I've been reflecting quite a bit (by hand, in pen, in a notebook) on why my potential participants didn't respond to my queries. I wondered if it was the medium--through email for most, by phone for one--or the timing. It is a busy time in the semester, and the last thing a first-year student needs is another task to complete.

Or maybe it's that, for all of my posturing as "one of them" by outing myself in the introductory email, I created this paradigm of institutional sincerity that wasn't authentic.

The women were all part of a UT program that assists at-risk students. Most of them, I am told by the registrar, come from working-class or blue-collar families who can't afford the rising costs of higher education. Sounds familiar. Sounds like my story.

So I pitched the project as one of co-creation. They would work with me--really just one of them, a few years later--on establishing the parameters of the project. I learned quite a bit from Sharon Miller's article on betrayal. Tony was invited to be her co-researcher, and he took that role to heart.

What I totally discounted was emotion. The emotional baggage inherent in such a project. I nodded to my discomfort in asking women to plumb their experiences where there might be pain, and I alluded to the fact that I would have to win their trust.

Qualitative research is a believing game. It's a faith-based enterprise. They have to trust me, have faith that I won't, as Thomas Newkirk asserts, give out the "bad news." But my participants' lack of response is a response itself. Their silence tells me more about my project than any verbalized critique.

I think it's that, as much as I posture as one of them, they see the informed consent and my position in the university as masking my working-class roots. I am, by proxy, still always and ever a representative of UT. And UT is an institution that they may have a tense relationship with. I can empathize.

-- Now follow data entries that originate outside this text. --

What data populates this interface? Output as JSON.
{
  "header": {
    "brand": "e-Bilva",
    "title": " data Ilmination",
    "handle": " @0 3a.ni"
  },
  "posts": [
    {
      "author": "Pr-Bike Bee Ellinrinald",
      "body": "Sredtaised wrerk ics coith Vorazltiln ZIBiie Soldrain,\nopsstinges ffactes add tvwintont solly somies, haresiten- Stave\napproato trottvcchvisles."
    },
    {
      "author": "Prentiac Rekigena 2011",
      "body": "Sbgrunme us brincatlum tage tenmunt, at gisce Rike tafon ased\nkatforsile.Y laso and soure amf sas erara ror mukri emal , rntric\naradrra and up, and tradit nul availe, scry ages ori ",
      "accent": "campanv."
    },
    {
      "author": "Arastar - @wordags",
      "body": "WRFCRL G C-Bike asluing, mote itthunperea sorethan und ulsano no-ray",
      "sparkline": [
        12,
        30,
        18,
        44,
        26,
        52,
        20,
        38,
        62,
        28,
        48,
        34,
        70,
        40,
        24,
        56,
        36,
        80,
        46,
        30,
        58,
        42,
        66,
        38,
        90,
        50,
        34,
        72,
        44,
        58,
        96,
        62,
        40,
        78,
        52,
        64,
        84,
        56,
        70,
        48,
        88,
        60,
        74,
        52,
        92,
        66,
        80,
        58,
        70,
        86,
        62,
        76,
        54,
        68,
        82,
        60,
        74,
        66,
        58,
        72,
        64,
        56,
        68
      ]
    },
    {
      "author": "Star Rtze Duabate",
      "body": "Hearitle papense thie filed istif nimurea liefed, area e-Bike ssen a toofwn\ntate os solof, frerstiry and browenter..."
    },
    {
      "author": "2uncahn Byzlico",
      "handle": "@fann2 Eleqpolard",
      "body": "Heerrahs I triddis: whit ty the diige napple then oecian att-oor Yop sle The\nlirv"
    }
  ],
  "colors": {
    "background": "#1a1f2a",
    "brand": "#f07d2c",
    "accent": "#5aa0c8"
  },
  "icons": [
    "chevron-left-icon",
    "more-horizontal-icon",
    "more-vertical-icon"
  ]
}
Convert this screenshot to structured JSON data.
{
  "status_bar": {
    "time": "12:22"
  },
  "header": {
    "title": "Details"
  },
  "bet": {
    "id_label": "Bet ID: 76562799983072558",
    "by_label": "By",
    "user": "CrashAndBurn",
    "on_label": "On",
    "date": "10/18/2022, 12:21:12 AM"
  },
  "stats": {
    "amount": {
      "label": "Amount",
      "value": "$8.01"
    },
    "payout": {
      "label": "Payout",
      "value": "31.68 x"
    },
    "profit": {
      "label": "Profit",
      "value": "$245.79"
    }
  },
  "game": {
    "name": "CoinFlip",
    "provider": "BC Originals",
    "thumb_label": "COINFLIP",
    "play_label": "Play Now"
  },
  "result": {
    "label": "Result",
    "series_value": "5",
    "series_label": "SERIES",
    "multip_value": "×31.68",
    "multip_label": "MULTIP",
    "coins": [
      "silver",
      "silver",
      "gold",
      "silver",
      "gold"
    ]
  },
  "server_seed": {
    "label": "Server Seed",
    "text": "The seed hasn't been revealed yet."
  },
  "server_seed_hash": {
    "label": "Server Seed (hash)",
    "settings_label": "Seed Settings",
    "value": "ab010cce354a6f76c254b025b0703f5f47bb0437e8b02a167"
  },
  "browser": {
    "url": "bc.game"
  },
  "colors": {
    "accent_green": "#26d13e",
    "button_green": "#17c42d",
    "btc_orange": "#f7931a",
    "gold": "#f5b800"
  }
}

So some questions to guide me as I reflect on what might be seen as a wholly productive failure: What is their silence achieving rhetorically? Can I postulate without contacting them to ask? Did I not perform working class authentically enough, or is it that the digital age has made face-to-face communication uncomfortable? Are these even questions I should be asking? Why isn't there a space on the IRB form D (Termination of Project) for "Project could not be completed because students resisted the social structures implicit in the project"? Is their non-compliance only a symptom of their age? If so, why did two of them work to contact me?

With all of our talk of coercion, the bounds of DP, and how my attitude toward qualitative research in general has changed since September, I'm inclined to be okay with the messiness of this potential article. Lack of messiness is one of the points I critiqued in Reynolds, so I should definitely embrace the experience in all of its contradictions and ambiguity.